6 minute read
ANU Research School of Management’s Dr Di Fan shares his thoughts about the ongoing unrest in Hong Kong and the impact it could have on Australian and international trade.
It is easy at a time like this to forget that other crises around the world have not gone away. The violence and social unrest in Hong Kong continue, despite the rest of the world turning its attention to COVID-19.
These protests began in 2019 as a response to an extradition bill introduced by the Hong Kong Special Administrative Region (HKSAR) Government and have been roiling for almost a year. The bill has since been withdrawn, but the underlying issues it brought to the surface have not gone away.
The initial concerns about the bill highlighted the potential for Hong Kong citizens to be extradited to Mainland China for trial, and therefore becoming subject to a different system of law. As the turmoil unfolded, Hong Kong society was split into two groups: The pro-police camp, who have closer ties to Mainland China and are pro-establishment; and the pro-protestor or pro-pan-democracy camp, who are broadly in favour of increasing democracy and liberal values. Each side has accused the other of inciting violence and contributing to an erosion of Hong Kong society.
Although this social movement is the result of multiple factors, economic issues lie at its roots. In the last two decades, Hong Kong has benefitted hugely from the tourism industry, since Mainland China allowed its citizens to visit Hong Kong on an individual basis. However, most of these economic benefits have been seized by the upper-middle and upper classes.

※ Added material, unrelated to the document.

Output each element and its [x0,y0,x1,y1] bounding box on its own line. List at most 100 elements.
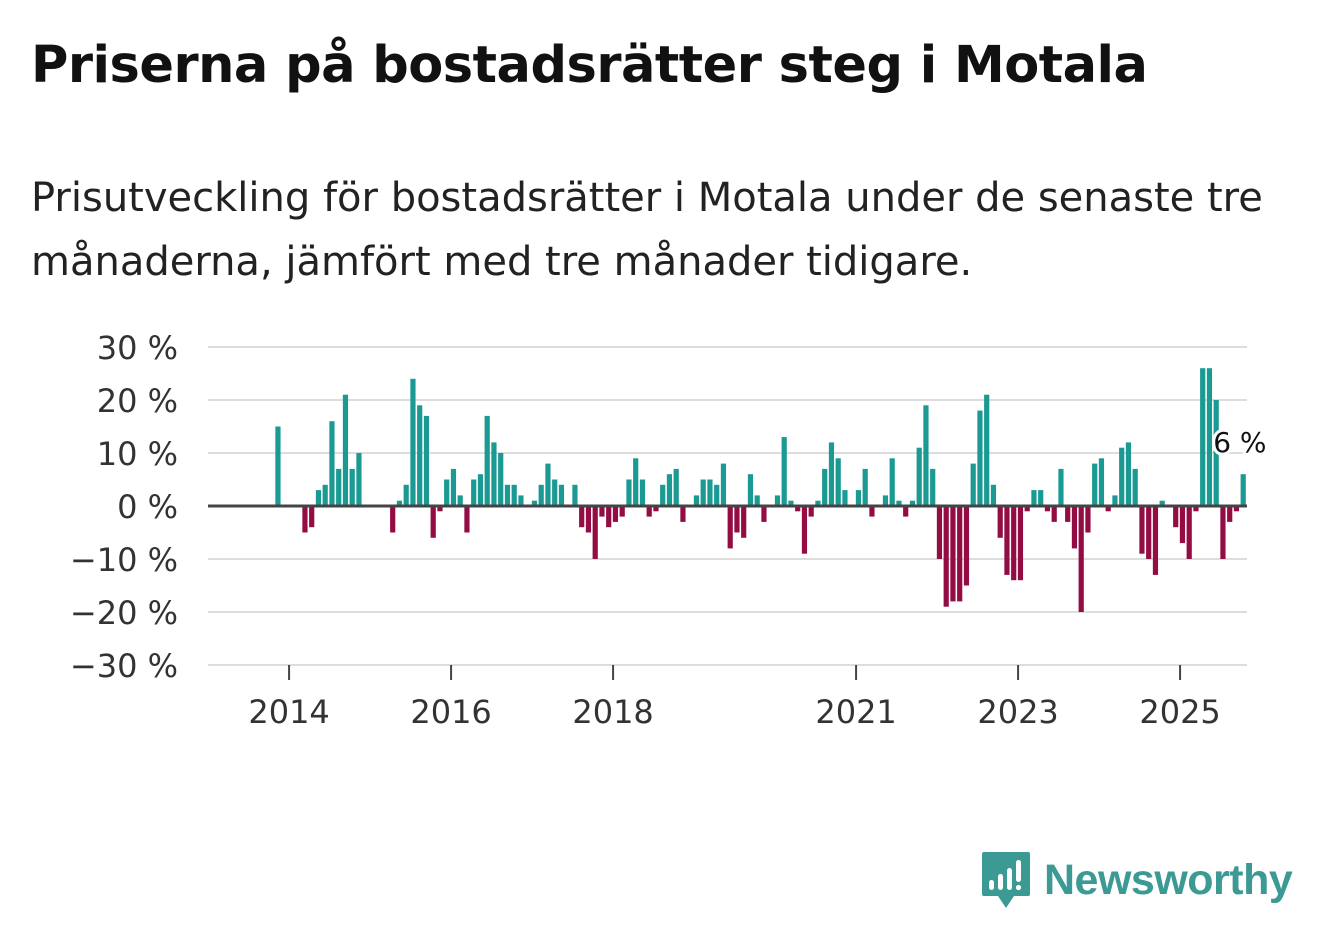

In the last 20 years, the average salary of recent university graduates has only increased by about A$1,000, yet inflation has hit other parts of the market, making Hong Kong’s real estate some of the least affordable in the world. Property prices have increased by 80% since 1997 and the median house price is 19.4 times the median family income. The Gini coefficient, which is a measure of economic distribution, is 0.539 (2016) in Hong Kong, which is above the alertness line for a wealth gap (0.4) and indicates the risk of social instability.
The protests, coupled with the economic volatility and COVID-19 outbreak, have had big implications for domestic and international trade. In December of 2019, Hong Kong visitor numbers had dropped by 50% and retail sales were down by 21%. By February this year, visitors were down by 96%. Now with COVID-19 freezing the market further, Hong Kong’s recession is all but guaranteed.

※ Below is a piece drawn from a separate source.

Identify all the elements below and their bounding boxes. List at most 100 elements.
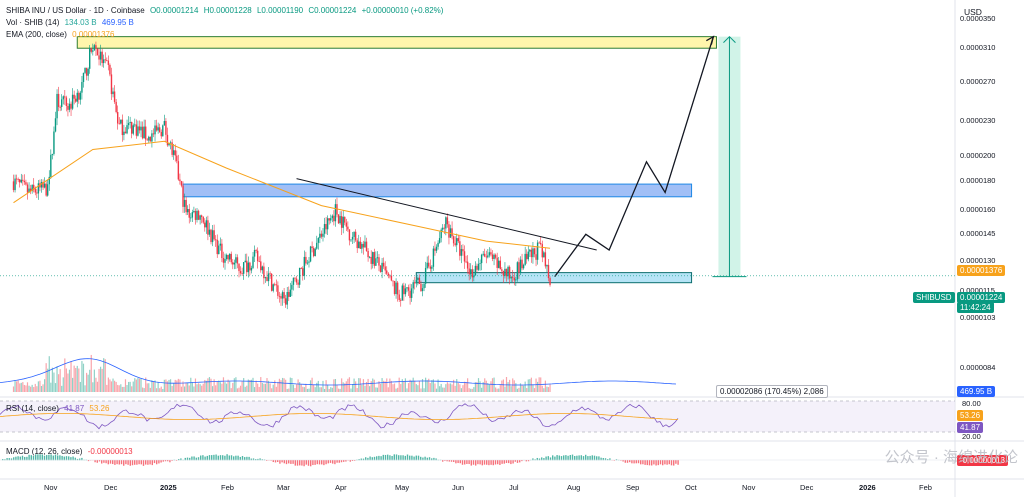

Australia exports a lot of agricultural products to Hong Kong, such as wine, beef and pork, so this economic and social instability will undermine domestic consumer confidence and spending on these items will decrease. However, the recent COVID-19 outbreak has kept Hong Kong citizens at home, which may increase the local demand to consume these products. Australian firms may also turn their focus supplying wholesale for restaurants, to supplying retail trade for supermarkets.
Internationally, Hong Kong is an important re-export centre, connecting Mainland China and the Western markets. As US firms pull out of Hong Kong because of the ongoing trade war between the US and China, it is an opportunity for Australian firms to fill this gap. Similarly, Hong Kong universities were very popular amongst Mainland Chinese students because of their high rankings and geographical and cultural proximity to China. However, the riots have forced potential students to rethink their preferences out of safety.
The COVID-19 crisis introduces a lot of new factors to the situation in Hong Kong, and compounds an already volatile situation. However, although the country’s GDP has been dropping, it has recovered well from other major shocks in the past through strong economic and legal foundations. Australia may play a large role in helping to meet the changing demands and needs of the Hong Kong market.